A Community Shaped by Its Own Members

Around 80 runners make up the Runarchy RC community, a number that reflects a crew large enough to be genuinely diverse but small enough that individual voices still carry weight. The founders were deliberate about this. Runarchy RC, as they describe it, is formed by its runners. Every individual opinion matters, and the crew is structured to make that true in practice rather than just in principle. The goal is a regenerative, dynamic crew that does not become self-referential or closed. That word, regenerative, is interesting. It implies a crew that continuously refreshes itself, that draws energy from new people joining and new ideas being introduced rather than from the consolidation of an existing culture. The practical details that Runarchy RC provides speak to a genuine care for the experience of every person who shows up. Changing rooms are available. Valuables are kept safe during runs. These are small things but they are not trivial. They represent a real investment in making running accessible to people whose lives do not already revolve around sport. Someone who comes straight from work has somewhere to change. Someone who cannot leave their bag unattended has the assurance that it will be looked after. These provisions lower the threshold for showing up, and lowering that threshold is exactly what the crew set out to do.

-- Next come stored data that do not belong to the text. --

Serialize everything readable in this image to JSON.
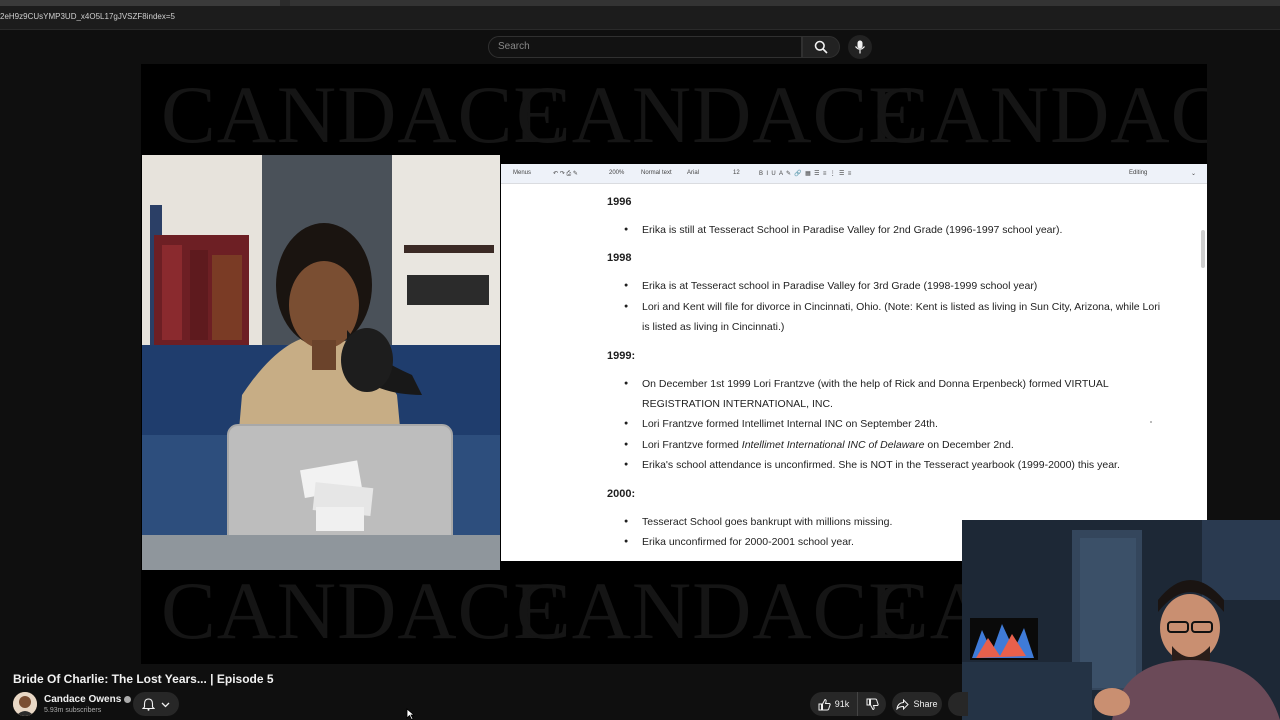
{
  "browser": {
    "url": "2eH9z9CUsYMP3UD_x4O5L17gJVSZF8index=5"
  },
  "masthead": {
    "search_placeholder": "Search",
    "search_icon": "search-icon",
    "mic_icon": "microphone-icon"
  },
  "player": {
    "watermark_text": "CANDACE",
    "doc_toolbar": {
      "menus": "Menus",
      "zoom": "200%",
      "style": "Normal text",
      "font": "Arial",
      "font_size": "12",
      "mode": "Editing"
    },
    "doc": {
      "sections": [
        {
          "year": "1996",
          "items": [
            {
              "text": "Erika is still at Tesseract School in Paradise Valley for 2nd Grade (1996-1997 school year)."
            }
          ]
        },
        {
          "year": "1998",
          "items": [
            {
              "text": "Erika is at Tesseract school in Paradise Valley for 3rd Grade (1998-1999 school year)"
            },
            {
              "text": "Lori and Kent will file for divorce in Cincinnati, Ohio. (Note: Kent is listed as living in Sun City, Arizona, while Lori is listed as living in Cincinnati.)"
            }
          ]
        },
        {
          "year": "1999:",
          "items": [
            {
              "text": "On December 1st 1999 Lori Frantzve (with the help of Rick and Donna Erpenbeck) formed VIRTUAL REGISTRATION INTERNATIONAL, INC."
            },
            {
              "text": "Lori Frantzve formed Intellimet Internal INC on September 24th."
            },
            {
              "before": "Lori Frantzve formed ",
              "italic": "Intellimet International INC of Delaware",
              "after": " on December 2nd."
            },
            {
              "text": "Erika's school attendance is unconfirmed. She is NOT in the Tesseract yearbook (1999-2000) this year."
            }
          ]
        },
        {
          "year": "2000:",
          "items": [
            {
              "text": "Tesseract School goes bankrupt with millions missing."
            },
            {
              "text": "Erika unconfirmed for 2000-2001 school year."
            }
          ]
        }
      ]
    }
  },
  "video": {
    "title": "Bride Of Charlie: The Lost Years... | Episode 5",
    "channel": "Candace Owens",
    "subscribers": "5.93m subscribers",
    "likes": "91k",
    "share_label": "Share"
  },
  "colors": {
    "page_bg": "#0f0f0f",
    "button_bg": "#272727",
    "doc_bg": "#ffffff",
    "watermark": "#151515"
  }
}
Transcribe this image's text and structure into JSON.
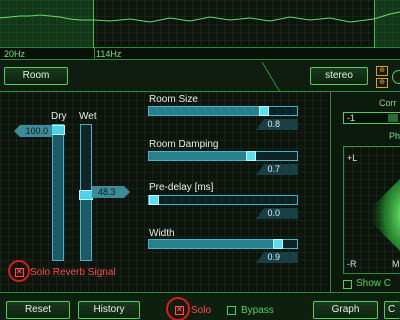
{
  "spectrum": {
    "freq_labels": [
      "20Hz",
      "114Hz"
    ]
  },
  "header": {
    "room_button": "Room",
    "stereo_button": "stereo"
  },
  "mix": {
    "dry_label": "Dry",
    "wet_label": "Wet",
    "dry_value": "100.0",
    "wet_value": "48.3",
    "dry_level": 1.0,
    "wet_level": 0.483
  },
  "params": [
    {
      "label": "Room Size",
      "value": "0.8",
      "level": 0.8
    },
    {
      "label": "Room Damping",
      "value": "0.7",
      "level": 0.7
    },
    {
      "label": "Pre-delay [ms]",
      "value": "0.0",
      "level": 0.0
    },
    {
      "label": "Width",
      "value": "0.9",
      "level": 0.9
    }
  ],
  "solo_reverb": {
    "label": "Solo Reverb Signal",
    "checked": true
  },
  "right_panel": {
    "corr_label": "Corr",
    "corr_value": "-1",
    "phase_label": "Ph",
    "plus_l": "+L",
    "minus_r": "-R",
    "m_label": "M",
    "show_label": "Show C"
  },
  "bottom": {
    "reset": "Reset",
    "history": "History",
    "solo": "Solo",
    "bypass": "Bypass",
    "graph": "Graph",
    "extra": "C"
  },
  "colors": {
    "accent_green": "#4ed15a",
    "accent_cyan": "#4fd3e6",
    "alert_red": "#e11919"
  }
}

Finding Runarchy RC in Istanbul

The crew gathers under the Galata Tower, and that meeting point carries a symbolic weight that is hard to ignore. The tower has stood since the medieval period, rebuilt and restored across the centuries, and it remains one of Istanbul's most recognisable silhouettes. To meet there before a run is to start from a place loaded with the city's own history and to carry that history with you as you move through the streets below. It is a starting point that asks you to look at the city, to pay attention to where you are, before you begin. For anyone drawn to what Runarchy RC represents, the entry point is simple. Tuesday evenings and Sunday mornings, both with a clear meeting point and a crew that cares about people starting rather than finishing first. The Runarchy RC Instagram carries updates on routes, run announcements, and the ongoing life of the community. The crew's website at runarchy.org provides more about who they are and how they run. What they offer is not complicated. It is running on Istanbul's streets, in Istanbul's forests, with a community built on the idea that showing up matters more than how fast you move when you do.